Protocol of the Session on June 16, 2010

Frau Herrmann, bitte.

Danke, Herr Präsident! Ich möchte das Instrument der Kurzintervention nutzen.

Bis zu diesem Zeitpunkt war ich mir noch nicht ganz sicher, ob ich dem Entschließungsantrag der Linken zustimmen könnte und ob wir das unserer Fraktion empfehlen würden. Nach dem Redebeitrag von Frau Franke bin ich mir sicher: Wir werden ihm nicht zustimmen.

Ich halte es für nicht verantwortlich, dass grundsätzlich – zumindest hat das Frau Franke an dieser Stelle hier gemacht – schwarz gemalt

(Beifall des Abg. Thomas Colditz, CDU)

und zum Beispiel gesagt wird, es ist überhaupt nicht die Schuld des Einzelnen, in diese Situation der Arbeitslosigkeit gekommen zu sein. Es gehören immer persönliche Verantwortung und Motivation sowie gesellschaftliche Rahmenbedingungen dazu.

(Beifall bei der CDU und der FDP)

Ich finde es auch nicht in Ordnung, dass Frau Franke einem Kollegen, der sich draußen den Demonstranten stellt, ihnen Rede und Antwort steht, vorwirft, er würde hier nicht mehr zur Verfügung stehen.

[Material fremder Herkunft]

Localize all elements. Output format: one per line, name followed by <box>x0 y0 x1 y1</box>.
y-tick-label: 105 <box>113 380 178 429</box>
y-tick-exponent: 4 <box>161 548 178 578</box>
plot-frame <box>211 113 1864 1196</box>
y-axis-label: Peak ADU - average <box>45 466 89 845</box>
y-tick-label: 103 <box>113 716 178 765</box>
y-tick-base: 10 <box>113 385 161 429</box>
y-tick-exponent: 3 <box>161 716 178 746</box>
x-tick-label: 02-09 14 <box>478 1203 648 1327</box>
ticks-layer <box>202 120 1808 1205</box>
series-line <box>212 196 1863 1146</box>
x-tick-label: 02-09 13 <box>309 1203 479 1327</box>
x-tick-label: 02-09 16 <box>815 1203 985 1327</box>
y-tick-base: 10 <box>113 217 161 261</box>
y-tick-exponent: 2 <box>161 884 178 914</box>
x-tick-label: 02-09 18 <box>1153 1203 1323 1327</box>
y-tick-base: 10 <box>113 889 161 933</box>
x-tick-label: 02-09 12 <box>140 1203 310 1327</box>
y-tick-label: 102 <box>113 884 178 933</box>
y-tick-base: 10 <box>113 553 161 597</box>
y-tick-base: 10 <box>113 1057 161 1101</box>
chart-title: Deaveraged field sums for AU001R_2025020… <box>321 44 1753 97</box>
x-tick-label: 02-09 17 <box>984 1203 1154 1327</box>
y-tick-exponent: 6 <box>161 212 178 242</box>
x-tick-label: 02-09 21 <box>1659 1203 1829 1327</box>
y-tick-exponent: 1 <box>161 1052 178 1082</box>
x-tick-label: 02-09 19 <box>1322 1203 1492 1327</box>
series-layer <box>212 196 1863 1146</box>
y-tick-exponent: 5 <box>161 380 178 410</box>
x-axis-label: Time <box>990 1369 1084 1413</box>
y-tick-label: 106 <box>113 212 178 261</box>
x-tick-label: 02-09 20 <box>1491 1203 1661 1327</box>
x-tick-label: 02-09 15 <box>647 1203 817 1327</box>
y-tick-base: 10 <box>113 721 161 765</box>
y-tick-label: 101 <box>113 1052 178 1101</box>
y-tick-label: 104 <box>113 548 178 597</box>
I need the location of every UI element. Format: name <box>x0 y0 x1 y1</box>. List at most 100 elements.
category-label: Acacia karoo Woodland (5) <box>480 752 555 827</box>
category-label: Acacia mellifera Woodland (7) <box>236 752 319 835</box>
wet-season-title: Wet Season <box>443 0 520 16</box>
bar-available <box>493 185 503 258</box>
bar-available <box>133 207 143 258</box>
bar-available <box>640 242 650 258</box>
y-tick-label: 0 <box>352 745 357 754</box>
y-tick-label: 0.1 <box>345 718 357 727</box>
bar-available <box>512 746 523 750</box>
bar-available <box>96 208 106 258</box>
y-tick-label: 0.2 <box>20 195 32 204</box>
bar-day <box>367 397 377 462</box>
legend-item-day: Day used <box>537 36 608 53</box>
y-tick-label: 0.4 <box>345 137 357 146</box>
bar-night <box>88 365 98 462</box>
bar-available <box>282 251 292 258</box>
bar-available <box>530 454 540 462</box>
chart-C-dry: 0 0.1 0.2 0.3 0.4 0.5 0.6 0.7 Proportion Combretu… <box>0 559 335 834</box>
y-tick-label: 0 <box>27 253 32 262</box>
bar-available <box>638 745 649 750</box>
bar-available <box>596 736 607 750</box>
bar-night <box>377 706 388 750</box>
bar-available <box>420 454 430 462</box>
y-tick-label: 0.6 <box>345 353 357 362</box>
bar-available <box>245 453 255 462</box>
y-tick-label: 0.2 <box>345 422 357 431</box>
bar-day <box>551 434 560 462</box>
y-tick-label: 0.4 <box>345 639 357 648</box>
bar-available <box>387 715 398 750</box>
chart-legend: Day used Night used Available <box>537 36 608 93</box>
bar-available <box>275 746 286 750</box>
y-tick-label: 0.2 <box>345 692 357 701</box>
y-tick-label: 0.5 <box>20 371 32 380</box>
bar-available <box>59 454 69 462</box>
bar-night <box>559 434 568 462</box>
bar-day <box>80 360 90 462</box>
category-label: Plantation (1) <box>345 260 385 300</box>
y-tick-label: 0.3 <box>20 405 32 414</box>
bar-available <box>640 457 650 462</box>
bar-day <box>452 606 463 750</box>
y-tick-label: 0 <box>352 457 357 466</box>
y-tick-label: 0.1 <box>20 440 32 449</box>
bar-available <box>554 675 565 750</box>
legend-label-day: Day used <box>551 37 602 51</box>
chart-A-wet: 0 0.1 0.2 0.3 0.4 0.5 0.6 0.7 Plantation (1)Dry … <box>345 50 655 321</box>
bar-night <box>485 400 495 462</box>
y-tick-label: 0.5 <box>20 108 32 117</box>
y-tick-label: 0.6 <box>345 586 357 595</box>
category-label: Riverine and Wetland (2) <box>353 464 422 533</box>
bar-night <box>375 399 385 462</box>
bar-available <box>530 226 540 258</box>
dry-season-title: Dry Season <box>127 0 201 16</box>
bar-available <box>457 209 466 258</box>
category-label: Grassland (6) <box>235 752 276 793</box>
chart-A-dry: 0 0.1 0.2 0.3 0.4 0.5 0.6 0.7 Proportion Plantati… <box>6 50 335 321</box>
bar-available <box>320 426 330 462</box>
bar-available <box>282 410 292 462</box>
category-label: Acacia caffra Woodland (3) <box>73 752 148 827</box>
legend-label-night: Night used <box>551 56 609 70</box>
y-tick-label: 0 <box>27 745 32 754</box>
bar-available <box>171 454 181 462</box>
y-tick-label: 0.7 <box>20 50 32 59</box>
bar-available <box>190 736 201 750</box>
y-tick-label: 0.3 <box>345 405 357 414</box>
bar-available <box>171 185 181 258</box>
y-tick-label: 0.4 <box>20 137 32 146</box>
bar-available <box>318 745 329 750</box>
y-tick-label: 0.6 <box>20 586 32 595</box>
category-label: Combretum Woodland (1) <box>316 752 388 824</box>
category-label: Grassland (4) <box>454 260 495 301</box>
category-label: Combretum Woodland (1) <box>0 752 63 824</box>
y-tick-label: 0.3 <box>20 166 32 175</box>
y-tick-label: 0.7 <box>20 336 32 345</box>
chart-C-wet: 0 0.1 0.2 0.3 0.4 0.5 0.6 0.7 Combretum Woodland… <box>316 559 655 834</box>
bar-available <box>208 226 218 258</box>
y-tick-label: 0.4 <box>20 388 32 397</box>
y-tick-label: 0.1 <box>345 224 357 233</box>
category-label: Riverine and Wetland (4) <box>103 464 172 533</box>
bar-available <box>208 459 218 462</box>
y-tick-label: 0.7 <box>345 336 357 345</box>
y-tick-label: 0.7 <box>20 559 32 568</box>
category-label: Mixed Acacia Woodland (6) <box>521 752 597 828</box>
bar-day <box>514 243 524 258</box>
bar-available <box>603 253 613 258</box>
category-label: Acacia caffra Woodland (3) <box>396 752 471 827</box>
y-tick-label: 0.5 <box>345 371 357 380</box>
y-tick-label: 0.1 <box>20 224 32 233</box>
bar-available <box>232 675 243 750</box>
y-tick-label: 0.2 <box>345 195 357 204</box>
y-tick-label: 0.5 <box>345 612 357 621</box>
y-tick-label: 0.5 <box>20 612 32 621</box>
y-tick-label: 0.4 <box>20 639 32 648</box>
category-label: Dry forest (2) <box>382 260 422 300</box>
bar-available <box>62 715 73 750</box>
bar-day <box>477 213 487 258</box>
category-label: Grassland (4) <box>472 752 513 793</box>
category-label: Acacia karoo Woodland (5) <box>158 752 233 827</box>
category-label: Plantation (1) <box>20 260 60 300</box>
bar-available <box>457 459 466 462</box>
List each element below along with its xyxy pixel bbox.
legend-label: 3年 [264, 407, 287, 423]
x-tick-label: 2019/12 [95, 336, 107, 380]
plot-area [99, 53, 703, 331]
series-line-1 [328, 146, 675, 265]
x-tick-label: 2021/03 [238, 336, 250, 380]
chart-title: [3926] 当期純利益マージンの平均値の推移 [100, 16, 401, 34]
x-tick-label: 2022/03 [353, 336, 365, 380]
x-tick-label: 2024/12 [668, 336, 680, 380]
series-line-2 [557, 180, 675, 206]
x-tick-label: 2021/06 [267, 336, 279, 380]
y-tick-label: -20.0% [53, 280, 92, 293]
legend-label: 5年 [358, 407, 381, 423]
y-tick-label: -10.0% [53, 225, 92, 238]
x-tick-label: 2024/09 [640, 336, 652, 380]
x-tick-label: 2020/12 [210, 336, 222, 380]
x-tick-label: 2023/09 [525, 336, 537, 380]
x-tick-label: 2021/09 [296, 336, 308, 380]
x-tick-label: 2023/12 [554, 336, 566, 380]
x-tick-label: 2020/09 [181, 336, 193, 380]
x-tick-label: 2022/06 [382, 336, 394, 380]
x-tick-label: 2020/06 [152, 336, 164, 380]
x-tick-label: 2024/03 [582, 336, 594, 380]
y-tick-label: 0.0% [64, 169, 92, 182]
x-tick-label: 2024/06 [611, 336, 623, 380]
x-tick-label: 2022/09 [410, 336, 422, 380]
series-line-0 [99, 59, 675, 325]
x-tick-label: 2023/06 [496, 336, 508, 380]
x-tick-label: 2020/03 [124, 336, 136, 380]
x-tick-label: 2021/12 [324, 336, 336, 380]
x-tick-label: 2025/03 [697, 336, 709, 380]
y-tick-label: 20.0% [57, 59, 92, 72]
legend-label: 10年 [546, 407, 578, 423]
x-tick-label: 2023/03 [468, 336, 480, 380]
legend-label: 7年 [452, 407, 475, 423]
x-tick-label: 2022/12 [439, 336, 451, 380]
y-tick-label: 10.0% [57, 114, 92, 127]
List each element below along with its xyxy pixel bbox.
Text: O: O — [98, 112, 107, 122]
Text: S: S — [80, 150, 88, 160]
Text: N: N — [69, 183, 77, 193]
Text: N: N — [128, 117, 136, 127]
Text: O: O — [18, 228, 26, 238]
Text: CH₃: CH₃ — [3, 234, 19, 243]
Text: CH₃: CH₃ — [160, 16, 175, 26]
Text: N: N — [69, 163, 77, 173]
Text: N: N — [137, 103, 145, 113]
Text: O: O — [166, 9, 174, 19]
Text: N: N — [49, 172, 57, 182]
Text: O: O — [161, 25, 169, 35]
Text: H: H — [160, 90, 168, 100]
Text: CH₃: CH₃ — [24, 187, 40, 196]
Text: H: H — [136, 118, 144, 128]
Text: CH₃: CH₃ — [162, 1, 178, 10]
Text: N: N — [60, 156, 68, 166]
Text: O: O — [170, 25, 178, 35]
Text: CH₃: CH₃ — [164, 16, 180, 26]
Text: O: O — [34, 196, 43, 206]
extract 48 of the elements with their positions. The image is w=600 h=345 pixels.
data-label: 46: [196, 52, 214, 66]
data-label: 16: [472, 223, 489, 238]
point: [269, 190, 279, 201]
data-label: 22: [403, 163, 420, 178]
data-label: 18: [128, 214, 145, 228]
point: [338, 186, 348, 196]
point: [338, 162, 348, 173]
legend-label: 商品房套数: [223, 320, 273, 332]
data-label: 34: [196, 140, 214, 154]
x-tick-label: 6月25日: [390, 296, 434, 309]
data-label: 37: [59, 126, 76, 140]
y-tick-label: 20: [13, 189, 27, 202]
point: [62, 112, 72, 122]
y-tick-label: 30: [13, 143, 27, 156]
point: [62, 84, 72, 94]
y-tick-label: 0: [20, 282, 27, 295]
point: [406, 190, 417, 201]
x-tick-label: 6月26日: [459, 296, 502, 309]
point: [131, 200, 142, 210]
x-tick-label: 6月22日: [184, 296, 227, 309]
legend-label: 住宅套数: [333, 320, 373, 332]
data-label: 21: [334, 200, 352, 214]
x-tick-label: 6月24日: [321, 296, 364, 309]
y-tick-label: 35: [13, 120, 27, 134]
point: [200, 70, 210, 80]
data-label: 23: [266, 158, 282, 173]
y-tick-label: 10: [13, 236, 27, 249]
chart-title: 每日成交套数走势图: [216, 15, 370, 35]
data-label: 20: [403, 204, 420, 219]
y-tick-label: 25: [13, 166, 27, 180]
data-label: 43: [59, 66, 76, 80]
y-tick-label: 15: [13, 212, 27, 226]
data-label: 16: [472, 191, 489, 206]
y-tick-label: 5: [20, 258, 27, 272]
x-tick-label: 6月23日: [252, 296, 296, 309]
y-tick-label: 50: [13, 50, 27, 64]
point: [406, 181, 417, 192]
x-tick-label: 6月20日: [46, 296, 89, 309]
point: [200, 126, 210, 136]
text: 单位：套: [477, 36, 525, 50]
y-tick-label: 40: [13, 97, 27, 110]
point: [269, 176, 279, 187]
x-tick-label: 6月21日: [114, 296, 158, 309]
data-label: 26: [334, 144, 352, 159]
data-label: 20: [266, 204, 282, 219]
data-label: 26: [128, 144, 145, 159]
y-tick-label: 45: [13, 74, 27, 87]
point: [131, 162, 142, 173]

Es war eine Bitte, dass wir uns draußen mit den Demonstranten unterhalten. Herr Krauß ist dem nachgekommen. Ich finde es nicht in Ordnung, dass Sie ihn hier öffentlich tadeln.

(Beifall bei der CDU und der FDP)

Noch ein dritter Punkt: Ich möchte mich auch nicht von Ihnen mit der Bibel in Geiselhaft nehmen lassen.

(Beifall bei der CDU)

Danke.

Es würde jetzt die Möglichkeit bestehen, dass Frau Dr. Franke auf die Kurzintervention antwortet. – Davon möchte nicht Gebrauch gemacht werden.

Ich frage die CDU-Fraktion: Gibt es noch Redebedarf? – Den kann ich nicht erkennen. SPD? – Auch nicht. Die GRÜNEN aber; Herr Jennerjahn, bitte.

Sehr geehrter Herr Präsident! Sehr geehrte Kolleginnen und Kollegen! Ich glaube, wir sind uns darüber einig, dass die arbeitsmarktpolitischen Reformen, die unter der rot-grünen Bundesregierung verabschiedet wurden, die umfangreichsten Veränderungen in der Arbeitsmarkt- und Sozialgesetzgebung in der Bundesrepublik in den letzten Jahrzehnten dargestellt haben.

Ich glaube auch, dass wir alle nicht verwundert sein werden, dass bei Änderungen in dieser Größenordnung neben den gewünschten Effekten immer auch unerwünschte Nebeneffekte auftreten. Diese Nebeneffekte sind im Vorfeld schwer abschätzbar. Wichtig ist aus meiner Sicht an der Stelle, dass diese Effekte fortlaufend kontrolliert werden, um mögliche Fehlstellungen erkennen und korrigieren zu können.

Ich habe diesen kleinen Exkurs in die Systemtheorie vor allem für die Kolleginnen und Kollegen der Linksfraktion gemacht. Denn mein Eindruck der letzten Tage ist, dass das Weltbild der Linken an manchen Stellen auf anderen Prämissen aufbaut. Bestes Beispiel dafür war die jüngste Pressemitteilung der Kollegen Hahn und Pellmann, die auszumachen glaubten, bei den GRÜNEN gebe es Absetzbewegungen von Hartz IV. Dazu sage ich: Zu diesem Schluss kann man nur gelangen, wenn man davon ausgeht, dass es in dieser Welt nur einfache Antworten auf komplexe Fragen gibt, dass sich die Welt schlichtweg in schwarz und weiß einteilen lässt.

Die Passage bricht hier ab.